"Some people think my review process is flawed," Edmonds' Hans Lienesch confesses on his blog, Ramen Rater, where the unemployed 36-year-old posts his quantified impressions of instant noodles.
Lienesch's methodology has come under increased online scrutiny since The Weekly Herald ran a front-page feature on his ramen project this month. Like many other amateur food bloggers, Lienesch has forged his own star system to make sense of the 400-plus noodles he's sampled. While he hasn't attempted to assign specific points to flavor, texture, or presentation--an approach popular with many self-appointed chicken-wing, burger, and pizza graders--he has a clear sense of the difference between zero-star ramen ("Tastes literally like crap," he writes) and five-star ramen ("Requires me to call someone up and tell them how amazingly wonderful these noodles are.")
Still, his categories strike some fellow ramen fans as inexact, or--worse still--unfair.
"A couple of people had a fit about it," Lienesch says, recalling when he tagged a popular Korean brand with 2.5 stars. "Hey, it's my opinion."
Bloggers aren't the only food writers who have to contend with star gripes: Restaurant critics at newspapers which employ star systems are frequently called upon to reconcile their reviews with star assignments. But for niche bloggers who offer "reviews you can use" in narrow categories, the hows and whys of assessment are especially important.
My friend Daniel Vaughn has compiled reviews of more than 400 Texas barbecue joints on his blog, Full Custom Gospel BBQ. Vaughn uses a strict six-star system (unlike Lienesch, he doesn't venture into decimal points). He awards one star to a joint that readers shouldn't bother visiting, and saves six stars for consistently spectacular joints that should make readers "reconsider their honeymoon destination." Fans of Texas barbecue won't be surprised to learn Austin's Franklin Barbecue is the sole recipient of a six-star rating.
"I primarily rate the brisket and ribs, so if both are in the great category, then it gets five stars," Vaughn explains by e-mail. "One of the meats must be exceptional to get a four-star rating no matter the quality of the sides. Meat is king. Sauce is not considered."

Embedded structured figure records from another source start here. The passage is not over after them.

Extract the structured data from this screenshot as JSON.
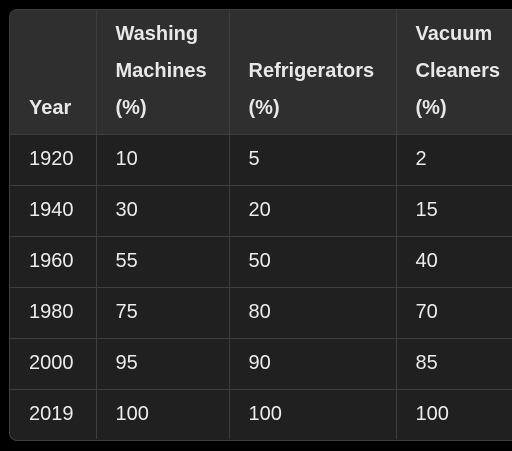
{
  "table": {
    "headers": [
      {
        "lines": [
          "Year"
        ]
      },
      {
        "lines": [
          "Washing",
          "Machines",
          "(%)"
        ]
      },
      {
        "lines": [
          "Refrigerators",
          "(%)"
        ]
      },
      {
        "lines": [
          "Vacuum",
          "Cleaners",
          "(%)"
        ]
      }
    ],
    "rows": [
      [
        "1920",
        "10",
        "5",
        "2"
      ],
      [
        "1940",
        "30",
        "20",
        "15"
      ],
      [
        "1960",
        "55",
        "50",
        "40"
      ],
      [
        "1980",
        "75",
        "80",
        "70"
      ],
      [
        "2000",
        "95",
        "90",
        "85"
      ],
      [
        "2019",
        "100",
        "100",
        "100"
      ]
    ]
  },
  "colors": {
    "background": "#000000",
    "table_body": "#202020",
    "table_header": "#2f2f2f",
    "border": "#3e3e3e",
    "text": "#ececec"
  }
}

Sides and ambience aren't star-worthy on their own, but, Vaughn adds, "It can help push a rating up or down if I'm on the fence. Do you get buttered Texas toast, or stale white bread? Did those pintos come straight from the can, or are the beans a special recipe that's cooked in the smoker?"
Translating a subjective experience into stars is tricky, whether the critic is tackling film, music, or dried Asian noodles. Lienesch reports his star system has evolved as he's eaten more ramen. He was initially reluctant to wade into multiple-star territory, hoping he'd find even better noodles deserving of the extra stars. "My palate's getting smarter," Lienesch says. "These days, if I like it, I'm giving it higher marks."
Vaughn's adjusted his expectations instead of his star ratings. "Now that I've been at this for a while, I know that most places are going to be two or three stars, but I go into every situation hoping for the best," he writes.
Lienesch says he plans to continue rating noodles according to his current system. "This is for the long haul," he says. "Luckily, I like noodles."